In 2015 the Executive Centre building was substantially damaged by fire. The fire affected around 100 of the hotel's 222 rooms, though the fire was contained within a newer part of the complex rather than the historic house.

==Architecture==
The house was designated a Grade II* listed building in 1967.

The building's two façades are the north-facing entrance front and the south-facing garden front.
The main building is focused around a three-storey central block with seven bays. This is connected on either side by three-bay, two-storey wings and abutted by two-wing, three-storey blocks. Upon the wings are balustraded parapets featuring urns on the two-storey sections. Across the façade, the first storey is topped by a frieze and cornice, and the corners of the building feature plinths and rusticated quoins.
The entrance front features a porte-cochère with fluted columns and triglyph frieze. In comparison, the garden front features a smaller projecting porch with Doric pilasters supporting a triangular pediment.

Within the building is a black and white flagstone floor and extensive wooden panelling. Examples of Doric, Ionic, and Corinthian architecture is featured around the building's interior.

==Events venue==
Wokefield Park is currently operated as a corporate event and wedding venue.

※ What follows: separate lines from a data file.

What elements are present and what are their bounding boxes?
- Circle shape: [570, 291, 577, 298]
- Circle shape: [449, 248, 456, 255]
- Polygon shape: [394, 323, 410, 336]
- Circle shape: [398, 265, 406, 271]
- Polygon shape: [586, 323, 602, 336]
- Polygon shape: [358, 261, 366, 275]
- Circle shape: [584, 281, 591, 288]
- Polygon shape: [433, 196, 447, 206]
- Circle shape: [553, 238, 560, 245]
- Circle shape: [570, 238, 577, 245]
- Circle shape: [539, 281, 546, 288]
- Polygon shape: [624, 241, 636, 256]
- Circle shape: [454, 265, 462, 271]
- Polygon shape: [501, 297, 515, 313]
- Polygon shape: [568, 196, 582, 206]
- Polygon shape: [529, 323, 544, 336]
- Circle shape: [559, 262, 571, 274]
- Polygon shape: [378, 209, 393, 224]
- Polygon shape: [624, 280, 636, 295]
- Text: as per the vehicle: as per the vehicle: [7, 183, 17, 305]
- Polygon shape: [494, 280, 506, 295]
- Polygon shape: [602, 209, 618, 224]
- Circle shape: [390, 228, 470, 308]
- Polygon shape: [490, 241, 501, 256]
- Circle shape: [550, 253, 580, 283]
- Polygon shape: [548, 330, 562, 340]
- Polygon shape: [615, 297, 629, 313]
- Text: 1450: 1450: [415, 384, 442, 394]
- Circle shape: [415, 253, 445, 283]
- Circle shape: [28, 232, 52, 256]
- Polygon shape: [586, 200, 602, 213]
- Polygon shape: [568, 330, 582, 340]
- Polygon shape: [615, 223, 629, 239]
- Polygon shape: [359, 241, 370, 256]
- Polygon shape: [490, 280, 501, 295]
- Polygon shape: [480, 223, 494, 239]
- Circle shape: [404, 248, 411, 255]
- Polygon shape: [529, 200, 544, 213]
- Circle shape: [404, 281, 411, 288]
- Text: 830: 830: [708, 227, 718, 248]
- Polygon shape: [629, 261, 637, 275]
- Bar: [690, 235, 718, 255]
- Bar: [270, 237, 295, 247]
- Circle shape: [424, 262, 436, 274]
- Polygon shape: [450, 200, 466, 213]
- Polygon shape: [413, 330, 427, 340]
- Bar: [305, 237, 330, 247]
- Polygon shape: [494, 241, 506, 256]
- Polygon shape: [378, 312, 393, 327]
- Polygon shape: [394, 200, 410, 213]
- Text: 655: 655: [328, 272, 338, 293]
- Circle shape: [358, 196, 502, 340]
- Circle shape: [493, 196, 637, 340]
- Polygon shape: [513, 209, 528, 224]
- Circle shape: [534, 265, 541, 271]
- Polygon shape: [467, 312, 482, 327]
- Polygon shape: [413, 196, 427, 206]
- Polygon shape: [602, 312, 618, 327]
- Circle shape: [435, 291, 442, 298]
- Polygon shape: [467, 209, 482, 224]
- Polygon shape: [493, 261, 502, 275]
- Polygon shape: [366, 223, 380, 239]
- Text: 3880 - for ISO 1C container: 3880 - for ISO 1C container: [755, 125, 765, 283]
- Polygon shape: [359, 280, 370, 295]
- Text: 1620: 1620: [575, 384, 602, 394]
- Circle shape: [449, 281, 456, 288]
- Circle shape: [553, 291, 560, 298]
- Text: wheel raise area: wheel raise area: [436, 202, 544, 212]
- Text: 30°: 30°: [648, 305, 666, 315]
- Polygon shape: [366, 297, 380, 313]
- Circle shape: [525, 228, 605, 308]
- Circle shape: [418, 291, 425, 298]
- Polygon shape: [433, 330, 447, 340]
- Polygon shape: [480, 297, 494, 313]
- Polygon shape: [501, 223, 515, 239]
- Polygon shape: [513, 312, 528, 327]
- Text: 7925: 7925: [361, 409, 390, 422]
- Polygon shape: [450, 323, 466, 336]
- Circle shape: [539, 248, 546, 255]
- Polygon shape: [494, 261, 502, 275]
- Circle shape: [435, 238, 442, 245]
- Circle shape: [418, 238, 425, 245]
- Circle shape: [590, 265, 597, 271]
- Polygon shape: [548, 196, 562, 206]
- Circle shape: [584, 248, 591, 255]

It is owned by Starwood Capital and operates under its De Vere Venues portfolio. The complex has 222 bedrooms and 30 suites for conferences. Adjacent to the mansion house is a training centre for BMW.
The park has an 18-hole golf course with driving range, constructed in 1996. The mansion house building houses a small gym, with a larger gym, swimming pool, and sauna provided for executive guests. Outdoor activities such as archery, climbing and ropes courses are available.